I learned later—years after I had turned eighteen—that my former teacher had misdeeds with other underage girls.
I open a website. I watch the news. I listen to the radio and hear another tragic display of power dynamics at their worst.
It is any given day.
NOVEMBER
1986
A week passed.
A week where my stomach felt light and empty whenever I stepped foot into English class. Two weeks. Three.
One night on the phone, Mr. Ivers asked me for a note from my parents that would sanction our phone calls.
My stomach contracted. I held the telephone
receiver away from my mouth so he wouldn’t hear my intake of breath.
“Okay,” I said, scrambling to think of something to follow up with. I willed my voice to sound even. “But my mom already knows we talk on the phone, and that it has to do with school.” The lie felt sticky and fell to pieces in my mouth, like gum chewed for hours.
“Just get me the note,” he said, before turning the conversation back to basketball, teaching English, or the way my mouth made him weak with desire as he sat behind his desk every day.
When we hung up, I looked at the floor, deciding how to come up with a note.
There was no question: I would ask my mother and not my father for the note. I knew I could explain to my mom that this teacher was kind, and helpful, and loved my writing, and that there was absolutely nothing abnormal about talking to him on the phone.
“He talks like we do,” I said to her finally. “He knows how kids like me feel.”
She wrote the note, eyeing me with her cloudy brown eyes. She went back to sipping her orange soda and vodka.
I tiptoed back to my bedroom, as I tiptoed throughout the house all the time.

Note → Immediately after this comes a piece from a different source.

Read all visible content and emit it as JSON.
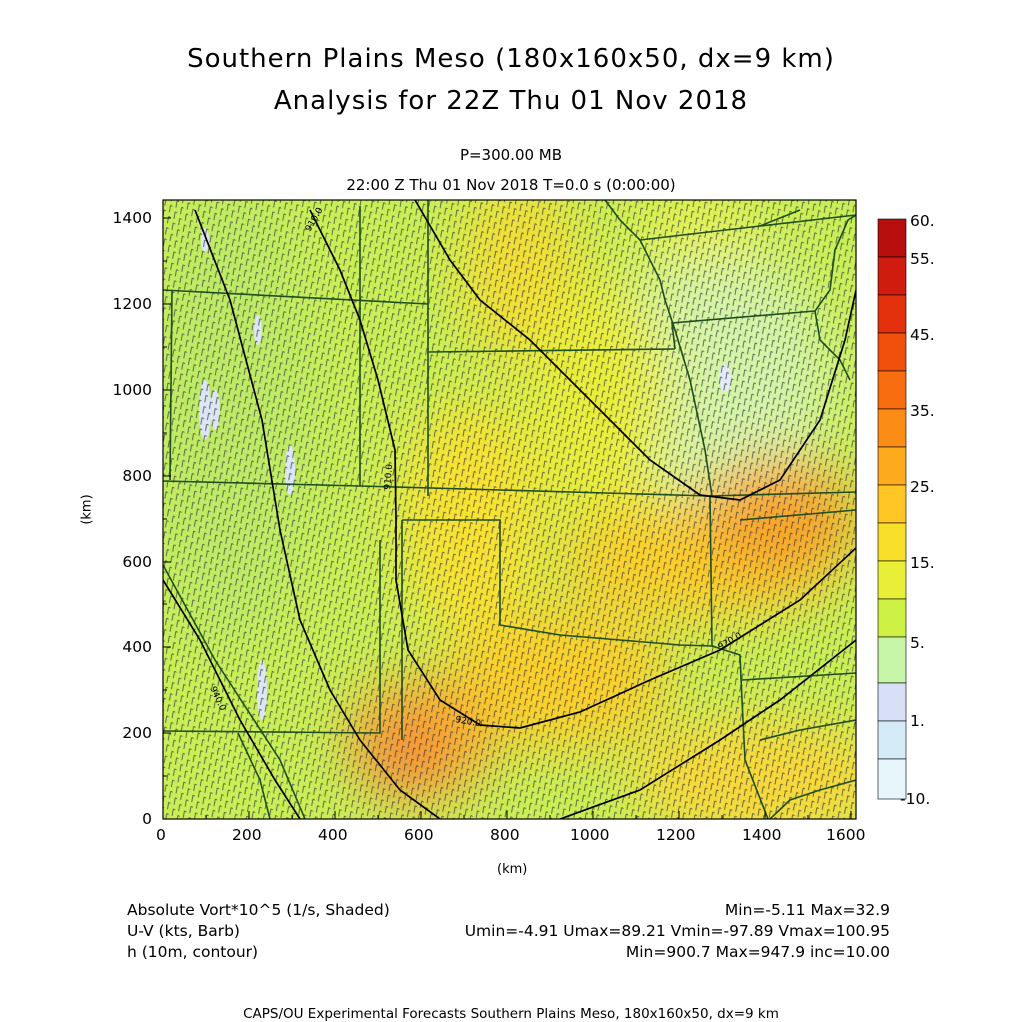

I picked up the cream-colored Princess phone gingerly, as if it might break into a million pieces.
✵
In the yellow legal pad, I wrote.
“Never, ever write anything down about us,” Mr. Ivers had cooed into my ear. “You can’t tell a soul. I don’t care who you trust. I’m totally fucking-A serious.”
I agreed, and turned the yellow legal pad over on the bed to avoid staring at the sheets of written-on paper.
I complained about my alleged best friend Abigail, about the boys at school, and about my parents and their unraveling. Their divorce was around the corner though the word itself was not yet spoken.